PHILADELPHIE – Il est difficile d'expliquer ce qu'il en est du risque médical à l'opinion publique, surtout lorsque les recommandations officielles vont à l'encontre du sens commun. Aussi en 2009 lorsque le Groupe de travail des services de prévention des Etats-Unis (USPSTF) a déconseillé le dépistage systématique du cancer du sein chez les femmes âgées d'une quarantaine d'années et préconisé un dépistage tous les deux ans pour les femmes de plus de 50 ans, plutôt que tous les ans, l'opinion publique a réagi par la colère et l'incompréhension.

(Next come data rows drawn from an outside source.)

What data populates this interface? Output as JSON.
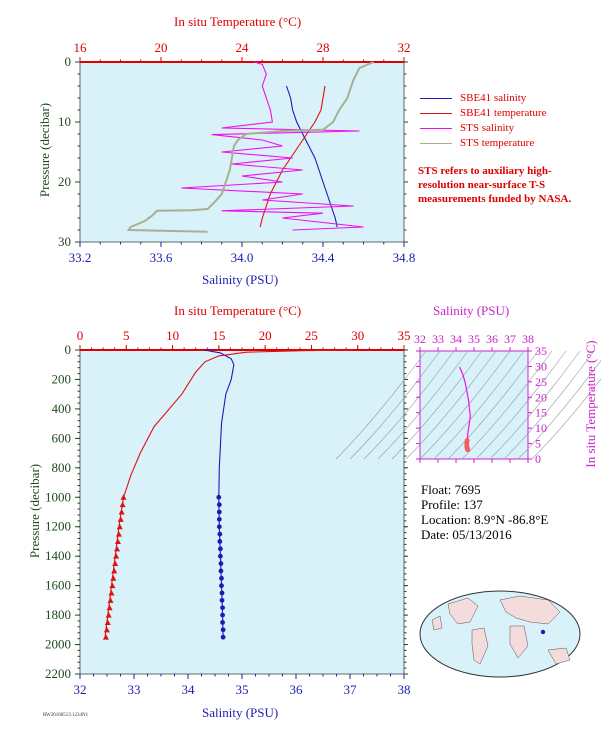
{
  "colors": {
    "bg": "#d9f1f9",
    "salinity_axis": "#1c1cb4",
    "temp_axis": "#dd0000",
    "pressure_axis": "#1f4a1f",
    "sbe41_salinity": "#1c1cb4",
    "sbe41_temperature": "#e01010",
    "sts_salinity": "#ee10ee",
    "sts_temperature": "#a6b093",
    "inset_axis": "#cc22cc"
  },
  "legend": [
    {
      "label": "SBE41 salinity",
      "color": "#1c1cb4"
    },
    {
      "label": "SBE41 temperature",
      "color": "#e01010"
    },
    {
      "label": "STS salinity",
      "color": "#ee10ee"
    },
    {
      "label": "STS temperature",
      "color": "#a6b093"
    }
  ],
  "note": "STS refers to auxiliary high-resolution near-surface T-S measurements funded by NASA.",
  "float_info": {
    "float": "Float:  7695",
    "profile": "Profile:  137",
    "location": "Location:  8.9°N  -86.8°E",
    "date": "Date:  05/13/2016"
  },
  "footer_tag": "RW20160513.1234N1",
  "chart_data": [
    {
      "type": "line",
      "title": "",
      "top_axis_label": "In situ Temperature (°C)",
      "bottom_axis_label": "Salinity (PSU)",
      "ylabel": "Pressure (decibar)",
      "xlim_salinity": [
        33.2,
        34.8
      ],
      "xlim_temperature": [
        16,
        32
      ],
      "ylim_pressure": [
        0,
        30
      ],
      "salinity_ticks": [
        "33.2",
        "33.6",
        "34.0",
        "34.4",
        "34.8"
      ],
      "temperature_ticks": [
        "16",
        "20",
        "24",
        "28",
        "32"
      ],
      "pressure_ticks": [
        "0",
        "10",
        "20",
        "30"
      ],
      "series": [
        {
          "name": "SBE41 salinity",
          "axis": "salinity",
          "points": [
            [
              34.22,
              4
            ],
            [
              34.24,
              6
            ],
            [
              34.25,
              8
            ],
            [
              34.27,
              10
            ],
            [
              34.3,
              12
            ],
            [
              34.33,
              14
            ],
            [
              34.36,
              16
            ],
            [
              34.38,
              18
            ],
            [
              34.4,
              20
            ],
            [
              34.42,
              22
            ],
            [
              34.44,
              24
            ],
            [
              34.46,
              26
            ],
            [
              34.47,
              27.5
            ]
          ]
        },
        {
          "name": "SBE41 temperature",
          "axis": "temperature",
          "points": [
            [
              28.1,
              4
            ],
            [
              28.0,
              6
            ],
            [
              27.9,
              8
            ],
            [
              27.6,
              10
            ],
            [
              27.2,
              12
            ],
            [
              26.8,
              14
            ],
            [
              26.4,
              16
            ],
            [
              26.0,
              18
            ],
            [
              25.7,
              20
            ],
            [
              25.4,
              22
            ],
            [
              25.2,
              24
            ],
            [
              25.0,
              26
            ],
            [
              24.9,
              27.5
            ]
          ]
        },
        {
          "name": "STS salinity",
          "axis": "salinity",
          "points": [
            [
              34.06,
              0
            ],
            [
              34.1,
              0.4
            ],
            [
              34.12,
              2
            ],
            [
              34.1,
              4
            ],
            [
              34.12,
              6
            ],
            [
              34.14,
              8
            ],
            [
              34.15,
              10
            ],
            [
              33.9,
              11
            ],
            [
              34.58,
              11.5
            ],
            [
              33.85,
              12.1
            ],
            [
              34.1,
              13
            ],
            [
              34.2,
              14
            ],
            [
              33.9,
              15
            ],
            [
              34.25,
              16
            ],
            [
              33.95,
              17
            ],
            [
              34.3,
              18
            ],
            [
              34.0,
              19
            ],
            [
              34.2,
              20
            ],
            [
              33.7,
              21
            ],
            [
              34.3,
              22
            ],
            [
              34.1,
              23
            ],
            [
              34.55,
              24
            ],
            [
              33.9,
              24.8
            ],
            [
              34.4,
              25.2
            ],
            [
              34.2,
              26
            ],
            [
              34.6,
              27.5
            ],
            [
              34.25,
              28
            ]
          ]
        },
        {
          "name": "STS temperature",
          "axis": "temperature",
          "points": [
            [
              30.5,
              0
            ],
            [
              29.8,
              1
            ],
            [
              29.5,
              3
            ],
            [
              29.2,
              6
            ],
            [
              28.8,
              8
            ],
            [
              28.5,
              10
            ],
            [
              28.0,
              11.3
            ],
            [
              26.0,
              11.5
            ],
            [
              24.2,
              12
            ],
            [
              23.8,
              13
            ],
            [
              23.6,
              14
            ],
            [
              23.5,
              16
            ],
            [
              23.4,
              18
            ],
            [
              23.2,
              20
            ],
            [
              23.0,
              22
            ],
            [
              22.6,
              23.5
            ],
            [
              22.3,
              24.5
            ],
            [
              21.5,
              24.7
            ],
            [
              19.8,
              24.8
            ],
            [
              19.6,
              25.5
            ],
            [
              19.2,
              26.5
            ],
            [
              18.5,
              27.5
            ],
            [
              18.4,
              28
            ],
            [
              22.3,
              28.3
            ]
          ]
        }
      ]
    },
    {
      "type": "line",
      "title": "",
      "top_axis_label": "In situ Temperature (°C)",
      "bottom_axis_label": "Salinity (PSU)",
      "ylabel": "Pressure (decibar)",
      "xlim_salinity": [
        32,
        38
      ],
      "xlim_temperature": [
        0,
        35
      ],
      "ylim_pressure": [
        0,
        2200
      ],
      "salinity_ticks": [
        "32",
        "33",
        "34",
        "35",
        "36",
        "37",
        "38"
      ],
      "temperature_ticks": [
        "0",
        "5",
        "10",
        "15",
        "20",
        "25",
        "30",
        "35"
      ],
      "pressure_ticks": [
        "0",
        "200",
        "400",
        "600",
        "800",
        "1000",
        "1200",
        "1400",
        "1600",
        "1800",
        "2000",
        "2200"
      ],
      "series": [
        {
          "name": "SBE41 salinity",
          "axis": "salinity",
          "points": [
            [
              34.3,
              0
            ],
            [
              34.6,
              20
            ],
            [
              34.8,
              60
            ],
            [
              34.85,
              100
            ],
            [
              34.8,
              200
            ],
            [
              34.7,
              300
            ],
            [
              34.62,
              500
            ],
            [
              34.58,
              800
            ],
            [
              34.57,
              1000
            ],
            [
              34.58,
              1200
            ],
            [
              34.6,
              1400
            ],
            [
              34.62,
              1600
            ],
            [
              34.64,
              1800
            ],
            [
              34.65,
              1950
            ]
          ],
          "markers": [
            [
              34.57,
              1000
            ],
            [
              34.58,
              1050
            ],
            [
              34.58,
              1100
            ],
            [
              34.58,
              1150
            ],
            [
              34.58,
              1200
            ],
            [
              34.59,
              1250
            ],
            [
              34.59,
              1300
            ],
            [
              34.6,
              1350
            ],
            [
              34.6,
              1400
            ],
            [
              34.61,
              1450
            ],
            [
              34.61,
              1500
            ],
            [
              34.62,
              1550
            ],
            [
              34.62,
              1600
            ],
            [
              34.63,
              1650
            ],
            [
              34.63,
              1700
            ],
            [
              34.64,
              1750
            ],
            [
              34.64,
              1800
            ],
            [
              34.64,
              1850
            ],
            [
              34.65,
              1900
            ],
            [
              34.65,
              1950
            ]
          ]
        },
        {
          "name": "SBE41 temperature",
          "axis": "temperature",
          "points": [
            [
              29.5,
              0
            ],
            [
              24,
              5
            ],
            [
              18,
              15
            ],
            [
              15,
              40
            ],
            [
              13.5,
              80
            ],
            [
              12.5,
              150
            ],
            [
              11,
              300
            ],
            [
              8,
              520
            ],
            [
              6.5,
              700
            ],
            [
              5.5,
              850
            ],
            [
              4.7,
              1000
            ],
            [
              4.2,
              1200
            ],
            [
              3.8,
              1400
            ],
            [
              3.4,
              1600
            ],
            [
              3.0,
              1800
            ],
            [
              2.7,
              1950
            ]
          ],
          "markers": [
            [
              4.7,
              1000
            ],
            [
              4.6,
              1050
            ],
            [
              4.5,
              1100
            ],
            [
              4.4,
              1150
            ],
            [
              4.3,
              1200
            ],
            [
              4.2,
              1250
            ],
            [
              4.1,
              1300
            ],
            [
              4.0,
              1350
            ],
            [
              3.9,
              1400
            ],
            [
              3.8,
              1450
            ],
            [
              3.7,
              1500
            ],
            [
              3.6,
              1550
            ],
            [
              3.5,
              1600
            ],
            [
              3.4,
              1650
            ],
            [
              3.3,
              1700
            ],
            [
              3.2,
              1750
            ],
            [
              3.1,
              1800
            ],
            [
              3.0,
              1850
            ],
            [
              2.9,
              1900
            ],
            [
              2.8,
              1950
            ]
          ]
        }
      ]
    },
    {
      "type": "scatter",
      "title": "",
      "xlabel": "Salinity (PSU)",
      "ylabel": "In situ Temperature (°C)",
      "xlim": [
        32,
        38
      ],
      "ylim": [
        0,
        35
      ],
      "x_ticks": [
        "32",
        "33",
        "34",
        "35",
        "36",
        "37",
        "38"
      ],
      "y_ticks": [
        "0",
        "5",
        "10",
        "15",
        "20",
        "25",
        "30",
        "35"
      ],
      "points": [
        [
          34.2,
          29.8
        ],
        [
          34.3,
          28.5
        ],
        [
          34.4,
          27
        ],
        [
          34.5,
          25
        ],
        [
          34.6,
          22
        ],
        [
          34.7,
          19
        ],
        [
          34.75,
          16
        ],
        [
          34.8,
          14
        ],
        [
          34.75,
          12
        ],
        [
          34.7,
          10
        ],
        [
          34.65,
          8
        ],
        [
          34.62,
          6
        ],
        [
          34.6,
          5
        ],
        [
          34.6,
          4
        ],
        [
          34.62,
          3.5
        ],
        [
          34.65,
          3
        ]
      ]
    }
  ]
}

Il faut se plonger dans la zone nébuleuse entre les mathématiques et la psychologie pour comprendre cette réaction. Elle tient essentiellement à une intuition erronée : si un dépistage plus précoce et plus fréquent augmente la probabilité de détecter un cancer potentiellement mortel, il faut dépister davantage. Si plus de dépistage permet de diagnostiquer un cancer du sein chez des femmes asymptomatiques âgées d'une quarantaine d'années, pourquoi ne pas le faire auprès de femmes 10 ans plus jeunes ? Et si l'on prolonge ce raisonnement jusqu'à l'absurde, pourquoi ne pas faire une mammographie de dépistage mensuelle dés l'age de 15 ans ?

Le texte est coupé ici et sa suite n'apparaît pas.